Henry Hobson, an old school Salford widower with a penchant for a pint or six, has three daughters who work in his shoe shop. Alice and Vickey are stereotypical ditzy blondes with a eye for husbands who will assist with their social climbing aspirations, while Maggie sells the shoes, keeps the books and solves every problem. And, probably as a consequence of such confident competence, is on the shelf at the grand old age of 30.
She has other ideas and sees a future in gifted shoehand, Willie Mossop, a near illiterate, meek man who is as surprised as her horrified sisters when Maggie announces their impending marriage. But what will happen to the shop when its only head for business and its only hand for leather desert it?
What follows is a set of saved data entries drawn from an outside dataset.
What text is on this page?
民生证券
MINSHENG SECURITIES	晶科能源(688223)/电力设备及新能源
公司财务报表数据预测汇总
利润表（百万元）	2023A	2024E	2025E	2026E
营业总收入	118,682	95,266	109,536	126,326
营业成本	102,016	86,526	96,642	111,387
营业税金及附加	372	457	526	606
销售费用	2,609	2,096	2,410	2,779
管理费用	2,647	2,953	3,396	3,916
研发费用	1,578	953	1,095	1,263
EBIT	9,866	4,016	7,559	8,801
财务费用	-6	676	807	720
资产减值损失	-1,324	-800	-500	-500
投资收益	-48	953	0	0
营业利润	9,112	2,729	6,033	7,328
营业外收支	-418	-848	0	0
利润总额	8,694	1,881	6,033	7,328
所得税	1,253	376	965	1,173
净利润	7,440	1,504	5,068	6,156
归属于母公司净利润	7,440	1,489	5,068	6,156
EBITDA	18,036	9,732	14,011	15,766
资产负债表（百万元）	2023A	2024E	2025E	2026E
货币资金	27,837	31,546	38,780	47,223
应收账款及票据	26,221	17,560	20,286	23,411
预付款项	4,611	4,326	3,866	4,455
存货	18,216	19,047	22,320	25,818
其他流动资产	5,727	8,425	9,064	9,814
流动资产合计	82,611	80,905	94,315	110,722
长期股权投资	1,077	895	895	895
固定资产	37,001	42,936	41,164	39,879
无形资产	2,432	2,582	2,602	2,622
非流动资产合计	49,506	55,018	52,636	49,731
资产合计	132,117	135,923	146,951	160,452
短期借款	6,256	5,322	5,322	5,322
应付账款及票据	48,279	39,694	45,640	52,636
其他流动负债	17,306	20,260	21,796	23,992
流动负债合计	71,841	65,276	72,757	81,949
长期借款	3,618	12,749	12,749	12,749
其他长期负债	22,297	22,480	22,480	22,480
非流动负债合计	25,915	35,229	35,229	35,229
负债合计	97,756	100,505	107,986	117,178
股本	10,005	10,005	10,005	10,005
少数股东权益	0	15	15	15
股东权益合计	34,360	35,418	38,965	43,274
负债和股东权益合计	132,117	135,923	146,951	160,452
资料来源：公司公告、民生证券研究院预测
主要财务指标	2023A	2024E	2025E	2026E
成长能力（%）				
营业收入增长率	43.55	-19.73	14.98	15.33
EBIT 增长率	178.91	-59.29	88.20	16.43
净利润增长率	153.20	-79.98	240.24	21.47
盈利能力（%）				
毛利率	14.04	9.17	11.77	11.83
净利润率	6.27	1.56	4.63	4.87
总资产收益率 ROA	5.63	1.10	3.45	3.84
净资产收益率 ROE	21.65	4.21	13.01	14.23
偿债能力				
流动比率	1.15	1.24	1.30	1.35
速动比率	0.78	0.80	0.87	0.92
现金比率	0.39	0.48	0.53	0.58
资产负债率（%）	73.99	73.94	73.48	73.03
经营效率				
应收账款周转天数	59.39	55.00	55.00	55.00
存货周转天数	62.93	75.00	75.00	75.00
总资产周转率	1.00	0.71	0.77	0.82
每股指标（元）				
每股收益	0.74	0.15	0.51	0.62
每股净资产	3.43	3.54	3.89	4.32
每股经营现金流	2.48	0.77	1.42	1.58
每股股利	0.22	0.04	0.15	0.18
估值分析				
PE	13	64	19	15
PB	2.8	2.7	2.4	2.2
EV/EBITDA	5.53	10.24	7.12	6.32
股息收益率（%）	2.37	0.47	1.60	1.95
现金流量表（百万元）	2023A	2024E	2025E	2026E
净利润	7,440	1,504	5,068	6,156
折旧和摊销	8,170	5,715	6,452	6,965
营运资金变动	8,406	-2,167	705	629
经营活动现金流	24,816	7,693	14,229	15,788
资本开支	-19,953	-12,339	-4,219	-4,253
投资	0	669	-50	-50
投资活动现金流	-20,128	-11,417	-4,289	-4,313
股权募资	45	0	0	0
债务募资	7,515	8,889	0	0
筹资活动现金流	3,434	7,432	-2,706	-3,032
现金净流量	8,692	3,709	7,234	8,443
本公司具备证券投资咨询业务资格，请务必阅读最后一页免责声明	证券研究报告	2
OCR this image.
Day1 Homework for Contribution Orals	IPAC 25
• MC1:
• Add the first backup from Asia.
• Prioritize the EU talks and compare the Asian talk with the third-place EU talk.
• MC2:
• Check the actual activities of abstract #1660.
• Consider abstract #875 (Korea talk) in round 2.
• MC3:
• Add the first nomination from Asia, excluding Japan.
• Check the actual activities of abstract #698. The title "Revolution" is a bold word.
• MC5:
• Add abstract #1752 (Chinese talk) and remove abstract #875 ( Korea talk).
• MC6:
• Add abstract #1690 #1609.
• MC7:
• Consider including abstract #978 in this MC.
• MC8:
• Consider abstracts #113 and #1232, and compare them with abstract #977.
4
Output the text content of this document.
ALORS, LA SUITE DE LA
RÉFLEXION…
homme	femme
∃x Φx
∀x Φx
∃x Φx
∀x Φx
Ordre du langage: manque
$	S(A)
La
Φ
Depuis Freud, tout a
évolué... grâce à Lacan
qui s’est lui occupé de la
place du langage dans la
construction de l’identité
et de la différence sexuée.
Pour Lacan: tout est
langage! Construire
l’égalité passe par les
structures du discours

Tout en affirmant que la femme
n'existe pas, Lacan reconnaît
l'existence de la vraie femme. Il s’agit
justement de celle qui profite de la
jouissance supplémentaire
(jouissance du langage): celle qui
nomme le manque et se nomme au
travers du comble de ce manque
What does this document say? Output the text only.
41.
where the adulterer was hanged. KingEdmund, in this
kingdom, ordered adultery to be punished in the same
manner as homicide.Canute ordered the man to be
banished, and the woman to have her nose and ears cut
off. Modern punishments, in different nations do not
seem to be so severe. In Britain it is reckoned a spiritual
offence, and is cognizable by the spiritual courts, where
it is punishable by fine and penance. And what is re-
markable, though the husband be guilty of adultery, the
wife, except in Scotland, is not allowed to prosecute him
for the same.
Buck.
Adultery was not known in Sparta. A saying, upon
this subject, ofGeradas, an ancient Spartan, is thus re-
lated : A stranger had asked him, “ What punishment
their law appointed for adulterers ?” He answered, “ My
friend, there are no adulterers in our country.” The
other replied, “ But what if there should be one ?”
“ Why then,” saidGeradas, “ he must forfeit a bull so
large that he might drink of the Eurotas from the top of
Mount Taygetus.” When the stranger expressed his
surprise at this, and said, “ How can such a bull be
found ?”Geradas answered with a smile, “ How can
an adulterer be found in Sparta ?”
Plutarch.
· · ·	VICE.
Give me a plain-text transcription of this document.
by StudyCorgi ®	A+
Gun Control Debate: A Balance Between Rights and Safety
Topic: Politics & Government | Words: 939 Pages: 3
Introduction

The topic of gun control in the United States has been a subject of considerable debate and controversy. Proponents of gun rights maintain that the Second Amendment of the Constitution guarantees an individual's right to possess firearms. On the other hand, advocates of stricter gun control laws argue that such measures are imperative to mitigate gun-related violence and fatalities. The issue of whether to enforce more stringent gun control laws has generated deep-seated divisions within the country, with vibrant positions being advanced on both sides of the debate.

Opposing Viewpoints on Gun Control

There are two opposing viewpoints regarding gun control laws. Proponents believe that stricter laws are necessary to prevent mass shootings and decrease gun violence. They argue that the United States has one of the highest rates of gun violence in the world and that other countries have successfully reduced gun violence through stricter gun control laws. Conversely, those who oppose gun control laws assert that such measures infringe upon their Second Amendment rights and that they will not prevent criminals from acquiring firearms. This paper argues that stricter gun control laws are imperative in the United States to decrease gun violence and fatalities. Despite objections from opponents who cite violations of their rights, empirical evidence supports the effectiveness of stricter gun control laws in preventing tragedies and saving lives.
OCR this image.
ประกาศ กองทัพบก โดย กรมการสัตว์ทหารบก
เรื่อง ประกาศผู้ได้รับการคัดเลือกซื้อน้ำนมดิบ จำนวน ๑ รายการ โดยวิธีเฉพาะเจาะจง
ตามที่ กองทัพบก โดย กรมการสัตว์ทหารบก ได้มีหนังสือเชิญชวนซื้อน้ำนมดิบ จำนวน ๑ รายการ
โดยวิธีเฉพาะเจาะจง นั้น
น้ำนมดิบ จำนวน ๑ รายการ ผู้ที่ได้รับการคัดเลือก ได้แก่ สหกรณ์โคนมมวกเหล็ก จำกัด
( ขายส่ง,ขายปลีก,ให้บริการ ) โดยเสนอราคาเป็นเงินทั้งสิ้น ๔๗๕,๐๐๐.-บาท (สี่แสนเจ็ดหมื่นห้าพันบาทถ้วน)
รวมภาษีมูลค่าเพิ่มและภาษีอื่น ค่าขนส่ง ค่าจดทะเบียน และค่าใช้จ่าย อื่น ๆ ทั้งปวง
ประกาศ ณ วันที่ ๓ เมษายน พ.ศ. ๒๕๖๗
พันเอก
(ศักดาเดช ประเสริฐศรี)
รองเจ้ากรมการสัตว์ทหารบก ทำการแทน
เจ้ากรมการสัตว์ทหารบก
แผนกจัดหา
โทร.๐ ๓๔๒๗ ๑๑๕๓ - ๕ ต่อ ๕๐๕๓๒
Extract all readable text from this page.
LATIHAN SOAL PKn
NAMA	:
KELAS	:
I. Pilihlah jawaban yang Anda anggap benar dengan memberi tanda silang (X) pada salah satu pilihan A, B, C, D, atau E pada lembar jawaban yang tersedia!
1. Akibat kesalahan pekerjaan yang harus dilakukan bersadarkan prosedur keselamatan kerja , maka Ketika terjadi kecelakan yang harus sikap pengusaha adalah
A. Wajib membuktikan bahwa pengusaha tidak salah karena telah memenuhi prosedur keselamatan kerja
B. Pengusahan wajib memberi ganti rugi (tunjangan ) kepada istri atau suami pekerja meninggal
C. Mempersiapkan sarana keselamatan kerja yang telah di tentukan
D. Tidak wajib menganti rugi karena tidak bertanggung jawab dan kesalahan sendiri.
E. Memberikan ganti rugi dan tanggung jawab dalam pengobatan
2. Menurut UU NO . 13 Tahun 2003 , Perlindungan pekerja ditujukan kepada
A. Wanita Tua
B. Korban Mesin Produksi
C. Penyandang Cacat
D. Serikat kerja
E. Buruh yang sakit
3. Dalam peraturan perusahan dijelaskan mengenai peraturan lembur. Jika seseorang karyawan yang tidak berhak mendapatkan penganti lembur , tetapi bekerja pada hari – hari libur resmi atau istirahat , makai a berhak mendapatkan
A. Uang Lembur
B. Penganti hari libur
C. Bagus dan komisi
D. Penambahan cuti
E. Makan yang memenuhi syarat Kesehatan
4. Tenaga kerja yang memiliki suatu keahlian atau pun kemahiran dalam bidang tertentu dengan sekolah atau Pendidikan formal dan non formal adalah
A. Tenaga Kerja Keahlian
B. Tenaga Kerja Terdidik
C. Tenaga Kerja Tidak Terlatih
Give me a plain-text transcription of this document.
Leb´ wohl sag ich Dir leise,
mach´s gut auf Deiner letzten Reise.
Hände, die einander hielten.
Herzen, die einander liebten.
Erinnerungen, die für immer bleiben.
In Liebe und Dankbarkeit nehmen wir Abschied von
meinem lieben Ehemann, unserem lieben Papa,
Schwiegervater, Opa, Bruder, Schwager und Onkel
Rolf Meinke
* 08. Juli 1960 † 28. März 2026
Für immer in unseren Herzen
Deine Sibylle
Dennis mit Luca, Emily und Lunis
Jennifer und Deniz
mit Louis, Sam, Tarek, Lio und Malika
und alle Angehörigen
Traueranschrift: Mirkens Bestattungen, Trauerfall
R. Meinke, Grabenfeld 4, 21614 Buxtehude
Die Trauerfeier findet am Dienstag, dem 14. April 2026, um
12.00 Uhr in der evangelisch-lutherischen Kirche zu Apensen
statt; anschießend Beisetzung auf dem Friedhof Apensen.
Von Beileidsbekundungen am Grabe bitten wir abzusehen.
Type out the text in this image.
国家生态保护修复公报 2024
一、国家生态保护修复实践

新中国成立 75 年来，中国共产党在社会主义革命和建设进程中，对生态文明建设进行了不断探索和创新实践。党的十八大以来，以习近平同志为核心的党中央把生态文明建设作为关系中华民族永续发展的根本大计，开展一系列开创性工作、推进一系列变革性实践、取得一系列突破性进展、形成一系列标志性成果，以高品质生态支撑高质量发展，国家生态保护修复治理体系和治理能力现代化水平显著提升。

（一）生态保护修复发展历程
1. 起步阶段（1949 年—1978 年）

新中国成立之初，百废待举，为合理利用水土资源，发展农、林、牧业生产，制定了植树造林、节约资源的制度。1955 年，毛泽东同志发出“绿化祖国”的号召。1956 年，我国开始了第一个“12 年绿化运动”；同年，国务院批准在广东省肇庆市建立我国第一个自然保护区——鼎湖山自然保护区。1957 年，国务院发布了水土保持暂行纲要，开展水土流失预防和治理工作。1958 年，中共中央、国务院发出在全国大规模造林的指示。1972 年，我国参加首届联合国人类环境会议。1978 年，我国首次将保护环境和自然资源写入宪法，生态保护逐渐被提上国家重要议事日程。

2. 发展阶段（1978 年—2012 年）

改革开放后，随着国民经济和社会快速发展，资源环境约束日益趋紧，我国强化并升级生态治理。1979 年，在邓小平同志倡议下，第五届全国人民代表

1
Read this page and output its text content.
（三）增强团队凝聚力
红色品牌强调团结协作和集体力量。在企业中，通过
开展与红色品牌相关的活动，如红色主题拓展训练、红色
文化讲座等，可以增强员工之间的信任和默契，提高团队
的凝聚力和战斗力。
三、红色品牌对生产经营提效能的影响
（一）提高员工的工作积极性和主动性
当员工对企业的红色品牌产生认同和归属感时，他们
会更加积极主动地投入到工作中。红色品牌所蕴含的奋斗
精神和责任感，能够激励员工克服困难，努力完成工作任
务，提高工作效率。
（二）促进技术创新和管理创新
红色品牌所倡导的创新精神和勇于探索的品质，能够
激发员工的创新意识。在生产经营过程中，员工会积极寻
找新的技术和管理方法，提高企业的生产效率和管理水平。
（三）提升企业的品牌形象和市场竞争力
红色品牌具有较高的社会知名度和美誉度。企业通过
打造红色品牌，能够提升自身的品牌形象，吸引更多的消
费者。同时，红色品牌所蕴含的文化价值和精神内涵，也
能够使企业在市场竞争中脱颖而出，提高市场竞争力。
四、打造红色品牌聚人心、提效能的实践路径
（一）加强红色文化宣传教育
Will the bluff old fool, Hobson, survive without his comfort blanket of daughterly devotion? Will the blondes get husbands without a plan to chisel money from their father's tight fists?
Rhiannon Sommers gives us a Maggie with much in common with another shopkeeper's daughter called Maggie - all single-minded efficiency, eyes on the prize ambition, and energetic "common" sense. It might all be a bit too much were not Michael Brown a perfect foil as Willie, a bundle of social (and, beautifully played, sexual) anxiety wrapped up in working class decency. One could happily watch these two knock it back and forth all evening.
They get fine support from the cast, albeit in roles that feel underwritten these days (Harold Brighouse wrote the play during the First World War). John D Collins huffs and puffs as the feeble martinet Hobson and Greta Harwood and Kelly Aaron deliver a couple of fine turns (literally when they dance) as his younger daughters. There's a lovely cameo too from Natasha Cox as the firm but fair district nurse, her broad West Indian accent a sign of the new Britain emerging from rationing, austerity and insularity.
Brighouse's themes of female business independence and inter-generational conflict over money and property remain as strong today as they were over a hundred years ago, as does his sparkling exchanges, particularly when Maggie is involved or when Hobson is slowly discovering how his choice is limited again.
So if you see one play in South East London this week, make it Hobson's Choice - as t'were.